Electrical activity of motor nerve terminals was recorded with focal extracellular electrodes under visual location with Nomarski optics in the intercostal muscle of the mouse. Following ionophoretic applications of tetrodotoxin (TTX) to the last three nodes of Ranvier, a nerve impulse jumped across the three inexcitable nodes and excited the heminodal region. When excitation at the last node of Ranvier and the heminodal region was blocked by TTX, the distal terminal revealed a small inward current in response to nerve stimulation. This inward current disappeared when TTX was applied to the distal terminal, indicating the presence of active inward currents in this region under normal conditions. When excitation at the last node, heminode and distal terminals was blocked by TTX, the transmitter release was still observed by nerve stimulation, suggesting substantial passive depolarization of the terminal by excitation of up-stream nodes of Ranvier.
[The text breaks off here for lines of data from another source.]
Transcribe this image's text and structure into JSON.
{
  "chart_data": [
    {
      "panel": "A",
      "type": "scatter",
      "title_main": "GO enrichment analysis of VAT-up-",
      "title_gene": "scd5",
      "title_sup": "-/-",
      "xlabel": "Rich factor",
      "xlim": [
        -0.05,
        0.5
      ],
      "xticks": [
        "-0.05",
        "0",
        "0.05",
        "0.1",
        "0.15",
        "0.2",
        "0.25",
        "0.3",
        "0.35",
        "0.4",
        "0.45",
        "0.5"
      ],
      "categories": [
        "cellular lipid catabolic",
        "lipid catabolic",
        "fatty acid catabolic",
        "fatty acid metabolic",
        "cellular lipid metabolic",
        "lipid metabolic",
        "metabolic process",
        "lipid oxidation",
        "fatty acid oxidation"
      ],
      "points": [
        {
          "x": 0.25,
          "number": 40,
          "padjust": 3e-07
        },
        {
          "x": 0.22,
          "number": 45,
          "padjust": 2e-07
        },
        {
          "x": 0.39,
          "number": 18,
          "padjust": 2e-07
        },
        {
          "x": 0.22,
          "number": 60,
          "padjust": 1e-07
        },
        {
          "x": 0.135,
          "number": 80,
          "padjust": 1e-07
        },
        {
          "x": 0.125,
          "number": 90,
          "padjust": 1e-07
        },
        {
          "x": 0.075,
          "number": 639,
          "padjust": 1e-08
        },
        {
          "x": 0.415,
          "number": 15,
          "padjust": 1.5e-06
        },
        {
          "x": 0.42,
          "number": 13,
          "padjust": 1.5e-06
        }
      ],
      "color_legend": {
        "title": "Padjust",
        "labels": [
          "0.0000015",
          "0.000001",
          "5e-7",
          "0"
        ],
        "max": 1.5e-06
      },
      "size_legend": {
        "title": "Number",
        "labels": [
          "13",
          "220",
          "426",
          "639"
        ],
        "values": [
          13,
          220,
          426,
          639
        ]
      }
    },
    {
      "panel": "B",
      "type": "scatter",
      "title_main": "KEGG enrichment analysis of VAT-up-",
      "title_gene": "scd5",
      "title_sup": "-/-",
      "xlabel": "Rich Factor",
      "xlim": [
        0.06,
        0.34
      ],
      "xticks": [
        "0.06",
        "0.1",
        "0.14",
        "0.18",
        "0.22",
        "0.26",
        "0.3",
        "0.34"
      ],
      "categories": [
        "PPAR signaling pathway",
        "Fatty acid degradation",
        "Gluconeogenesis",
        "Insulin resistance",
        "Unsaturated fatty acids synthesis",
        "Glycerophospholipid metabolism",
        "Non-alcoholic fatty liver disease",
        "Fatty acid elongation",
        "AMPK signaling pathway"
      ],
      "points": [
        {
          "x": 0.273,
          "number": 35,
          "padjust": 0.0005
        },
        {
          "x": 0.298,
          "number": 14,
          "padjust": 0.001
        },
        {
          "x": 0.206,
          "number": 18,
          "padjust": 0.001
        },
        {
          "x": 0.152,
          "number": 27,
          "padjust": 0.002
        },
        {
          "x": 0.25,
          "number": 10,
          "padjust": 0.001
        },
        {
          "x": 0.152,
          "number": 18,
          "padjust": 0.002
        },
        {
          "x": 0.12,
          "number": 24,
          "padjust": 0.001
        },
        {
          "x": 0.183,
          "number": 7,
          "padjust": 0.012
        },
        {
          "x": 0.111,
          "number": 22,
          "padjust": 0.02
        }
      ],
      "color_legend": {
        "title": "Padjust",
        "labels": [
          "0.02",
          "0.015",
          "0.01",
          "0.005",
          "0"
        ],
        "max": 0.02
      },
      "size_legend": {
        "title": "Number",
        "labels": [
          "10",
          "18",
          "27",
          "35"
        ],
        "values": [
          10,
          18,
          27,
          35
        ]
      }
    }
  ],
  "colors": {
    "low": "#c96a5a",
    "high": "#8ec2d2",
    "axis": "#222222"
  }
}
Local hyperpolarization of the distal terminal caused an increase in the amplitude of the TTX-sensitive inward current at the terminal, and the reverse effects were exerted by depolarization of the terminal. It is concluded that the mouse motor terminal is electrically excitable and that the TTX-sensitive inward current at the terminal is largely masked by passive depolarization due to excitation of up-stream nodes of Ranvier and the heminode under normal conditions.